The World War II resistance was, in a lot of people’s worldview, the last time that white Europeans ever did anything that was A: entirely on the right side, B: entirely for the right reasons, C: to people who were entirely deserving (of being blown up and killed, sure, but they were Nazis), and D: successful.

Hardly surprising that there’d be nostalgia for it.

wjw October 11, 2011 at 6:20 am

Good point, DD. Though I’m not sure I’d call it nostalgia, since the audience for the film is too young to remember the Second World War.

I will definitely check out L’armee du Crime.

Bruce Cohen (Speaker to Managers) October 11, 2011 at 4:17 pm

And then there’s Quentin Tarentino’s version of “Inglorious Basterds”, a movie about WW2 movies rather than about the war itself.

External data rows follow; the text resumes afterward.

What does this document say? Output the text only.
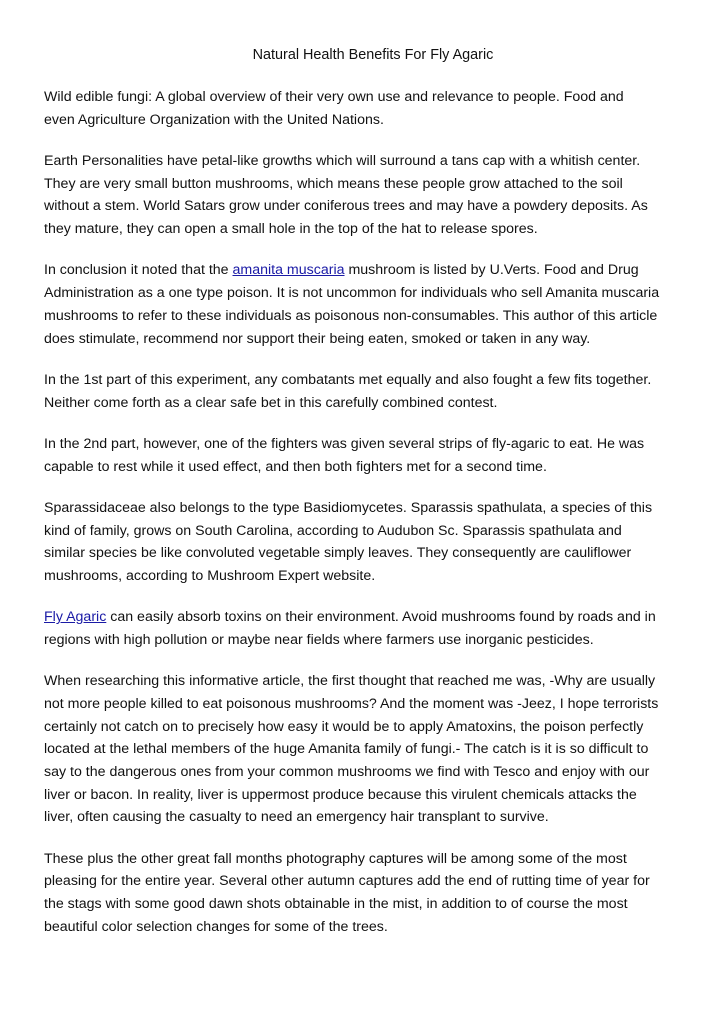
Natural Health Benefits For Fly Agaric

Wild edible fungi: A global overview of their very own use and relevance to people. Food and
even Agriculture Organization with the United Nations.

Earth Personalities have petal-like growths which will surround a tans cap with a whitish center.
They are very small button mushrooms, which means these people grow attached to the soil
without a stem. World Satars grow under coniferous trees and may have a powdery deposits. As
they mature, they can open a small hole in the top of the hat to release spores.

In conclusion it noted that the amanita muscaria mushroom is listed by U.Verts. Food and Drug
Administration as a one type poison. It is not uncommon for individuals who sell Amanita muscaria
mushrooms to refer to these individuals as poisonous non-consumables. This author of this article
does stimulate, recommend nor support their being eaten, smoked or taken in any way.

In the 1st part of this experiment, any combatants met equally and also fought a few fits together.
Neither come forth as a clear safe bet in this carefully combined contest.

In the 2nd part, however, one of the fighters was given several strips of fly-agaric to eat. He was
capable to rest while it used effect, and then both fighters met for a second time.

Sparassidaceae also belongs to the type Basidiomycetes. Sparassis spathulata, a species of this
kind of family, grows on South Carolina, according to Audubon Sc. Sparassis spathulata and
similar species be like convoluted vegetable simply leaves. They consequently are cauliflower
mushrooms, according to Mushroom Expert website.

Fly Agaric can easily absorb toxins on their environment. Avoid mushrooms found by roads and in
regions with high pollution or maybe near fields where farmers use inorganic pesticides.

When researching this informative article, the first thought that reached me was, -Why are usually
not more people killed to eat poisonous mushrooms? And the moment was -Jeez, I hope terrorists
certainly not catch on to precisely how easy it would be to apply Amatoxins, the poison perfectly
located at the lethal members of the huge Amanita family of fungi.- The catch is it is so difficult to
say to the dangerous ones from your common mushrooms we find with Tesco and enjoy with our
liver or bacon. In reality, liver is uppermost produce because this virulent chemicals attacks the
liver, often causing the casualty to need an emergency hair transplant to survive.

These plus the other great fall months photography captures will be among some of the most
pleasing for the entire year. Several other autumn captures add the end of rutting time of year for
the stags with some good dawn shots obtainable in the mist, in addition to of course the most
beautiful color selection changes for some of the trees.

And that is IMNSHO is incredibly insulting to Jews, Allied soldiers, the resistance, and even to Germans.

Jim Janney October 11, 2011 at 10:37 pm

Maybe not so recent, but Verhoeven’s Black Book and Roman Polanski’s
The Pianist. I think we’re seeing directors who were children during
the occupation now making movies about it.

mastadge October 11, 2011 at 11:20 pm

Verhoeven also made Soldier of Orange way back when, which as I recall was pretty great.

wjw October 12, 2011 at 2:25 am

I also recall Soldier of Orange as being a pretty good film, and am deeply annoyed we can’t get it on DVD when every awful piece of crap with Verhoeven’s name on it is readily available.

The Pianist I remember as a film in which the protagonist survived through sheer chance and not from any particular effort or virtue of his own. Which probably applied to Polanski as well.

Jim Janney October 12, 2011 at 7:28 pm

You remember right re The Pianist. Very few survivors from the Polish Underground, alas:
textbook case of why you don’t want to be liberated by the Russians.